Fertility does decline with age. Studies have found that the probability of conception over a month falls from 25% in women in their early twenties to 8% in their late thirties. Similarly, the probability of conception within a year falls from 97% in women in their early twenties to 65% in their late thirties.
It is therefore important to start planning for a pregnancy as early as possible and to seek help as soon as there seems to be difficulty. It would also be advisable to seek help early if you are over 30 years, or if there are any indicators of infertility factors such as irregular or painful menstruation.
Causes of Infertility
Infertility may be due to male or female factors.
Causes of male infertility include:
- Low sperm count
- Poor sperm motility
- Poor morphology or shape, so that the sperm is unable to penetrate the egg
Causes of female infertility include:
- Hormonal disorders resulting in anovulation or a failure of egg follicles to grow and be released
- Blocked fallopian tubes, which will prevent an egg and sperm meeting
- Endometriosis, in which tissue of the lining of the womb invades and damages neighbouring reproductive tissue
Often, there is a mixture of both male and female factors. In some cases, there appears to be no obvious reason and this is termed ‘unexplained infertility’.

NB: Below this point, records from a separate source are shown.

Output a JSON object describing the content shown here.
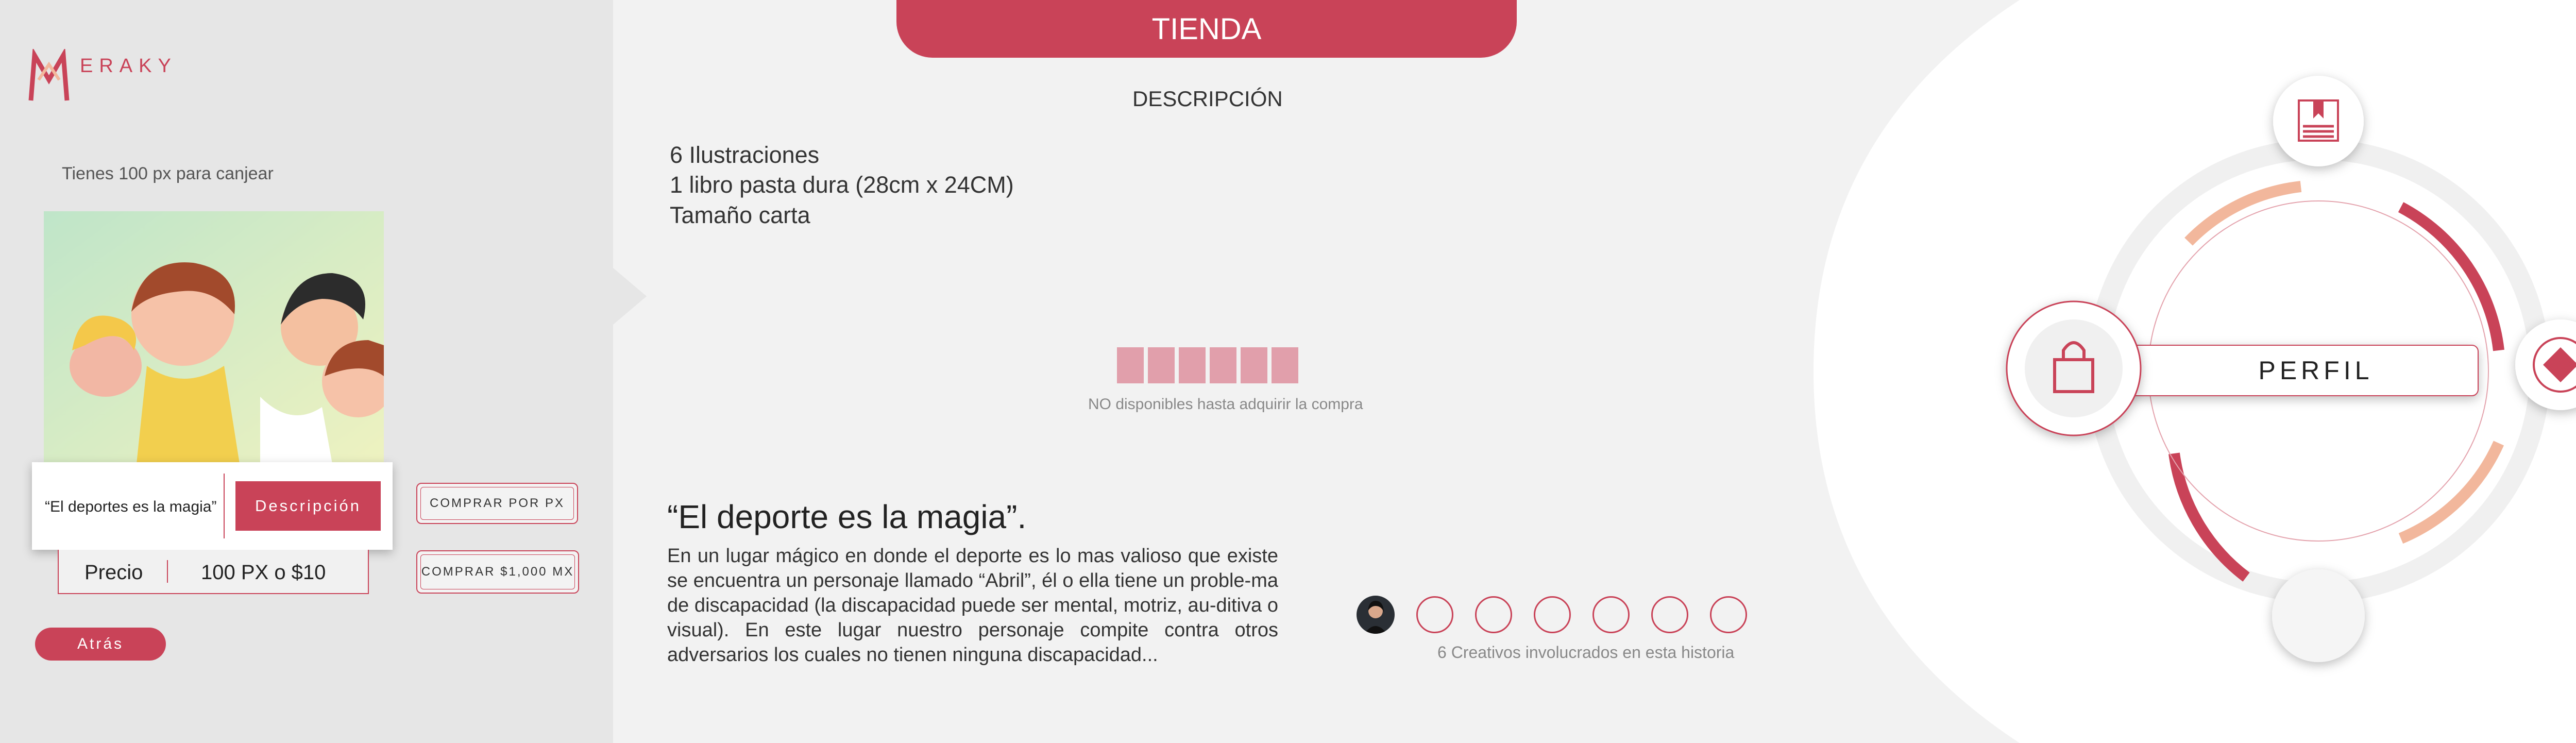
{
  "colors": {
    "accent": "#c94358",
    "accent_light": "#f2b79c",
    "locked": "#e19fab",
    "panel": "#e6e6e6",
    "background": "#f2f2f2"
  },
  "brand": {
    "logo_text": "ERAKY"
  },
  "left": {
    "redeem_text": "Tienes 100 px para canjear",
    "product_title": "“El deportes es la magia”",
    "description_button": "Descripción",
    "buy_px_button": "COMPRAR POR PX",
    "buy_mx_button": "COMPRAR $1,000 MX",
    "price_label": "Precio",
    "price_value": "100 PX o $10",
    "back_button": "Atrás"
  },
  "header": {
    "tab_title": "TIENDA"
  },
  "description": {
    "heading": "DESCRIPCIÓN",
    "features": [
      "6 Ilustraciones",
      "1 libro pasta dura (28cm x 24CM)",
      "Tamaño carta"
    ],
    "locked_note": "NO disponibles hasta adquirir la compra"
  },
  "story": {
    "title": "“El deporte es la magia”.",
    "text": "En un lugar mágico en donde el deporte es lo mas valioso que existe se encuentra un personaje llamado “Abril”, él o ella tiene un proble-ma de discapacidad (la discapacidad puede ser mental, motriz, au-ditiva o visual). En este lugar nuestro personaje compite contra otros adversarios los cuales no tienen ninguna discapacidad..."
  },
  "creatives": {
    "note": "6 Creativos involucrados en esta historia"
  },
  "nav": {
    "center_label": "PERFIL",
    "icons": [
      "book-icon",
      "diamond-icon",
      "shopping-bag-icon"
    ]
  }
}
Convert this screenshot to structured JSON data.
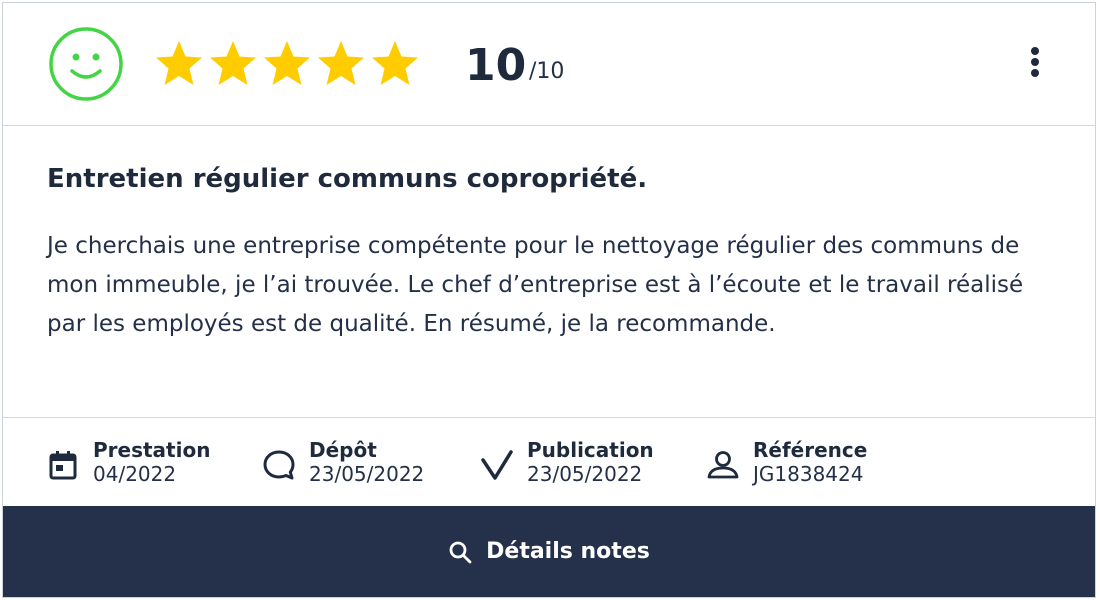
{
  "review": {
    "score": "10",
    "score_max": "/10",
    "stars": 5,
    "rating_icon": "smiley-icon",
    "title": "Entretien régulier communs copropriété.",
    "body": "Je cherchais une entreprise compétente pour le nettoyage régulier des communs de mon immeuble, je l’ai trouvée. Le chef d’entreprise est à l’écoute et le travail réalisé par les employés est de qualité. En résumé, je la recommande."
  },
  "meta": [
    {
      "label": "Prestation",
      "value": "04/2022",
      "icon": "calendar-icon"
    },
    {
      "label": "Dépôt",
      "value": "23/05/2022",
      "icon": "speech-bubble-icon"
    },
    {
      "label": "Publication",
      "value": "23/05/2022",
      "icon": "checkmark-icon"
    },
    {
      "label": "Référence",
      "value": "JG1838424",
      "icon": "user-icon"
    }
  ],
  "footer": {
    "label": "Détails notes",
    "icon": "search-icon"
  },
  "colors": {
    "star": "#FFCC00",
    "smiley": "#44D445",
    "footer_bg": "#25314A",
    "text": "#243047"
  }
}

Basic investigations of infertility include a semen analysis and, for the female partner, hormone tests and an ultrasound scan of the pelvis. Depending on the medical history and basic investigation results, advise will be given on the method of testing for patency of the Fallopian tubes.
Options for testing tubal patency include:
- a radiological dye test called ‘hysterosalphingography’ or
- hydrotubation at the time of minimally invasive laparoscopic surgery
Some women may be recommended a hysteroscopy to assess the cavity of the womb. This test involves visualizing the cavity of the womb with a fine telescope to ensure that that the cavity of the womb is healthy. Any polyps found will be removed.
Treatment Options for infertility
Based on the investigation results, appropriate treatment will be recommended.
Medical treatment for infertility
In cases of anovulation, ovulation induction medication may be given.
Reproductive Surgery for infertility
In some cases of tubal obstruction, minimally invasive laparoscopic reproductive surgery may be advised. Laparoscopic surgery may also be useful in treating pelvic adhesions, endometriosis, removing cysts, fibroids and polyps.Treatment of such conditions may help to enhance your fertility and increase your chances of getting pregnant.
Intra-uterine insemination (IUI)
This method is suitable for couples with mild male factory infertility, mild endometriosis, cervical factor infertility and unexplained infertility. Normal healthy fallopian tubes are essential for this method.
Assisted Reproductive Techniques or In- Vitro Fertilisation (IVF)
Assisted Reproductive Techniques or ART refers to the use of laboratory techniques to bring the egg and sperm together (fertilisation) outside of the woman's body. ART is often referred to as In-Vitro Fertilisation (IVF), which is the medical term for the technique. Nowadays, intra- cytoplasmic sperm injection (ICSI) is often utilized to enable the sperm to be directly injected into the egg.
ART or IVF is a complex and stressful process. It is usually recommended only if simpler treatment procedures have not worked. But it may be recommended earlier if there is severe male factor infertility with abnormal sperm count or quality, or if there is fallopian tube disease making natural pregnancy unlikely. It may also be recommended earlier if your ovarian reserve or egg count is low and if you are close to 40 years.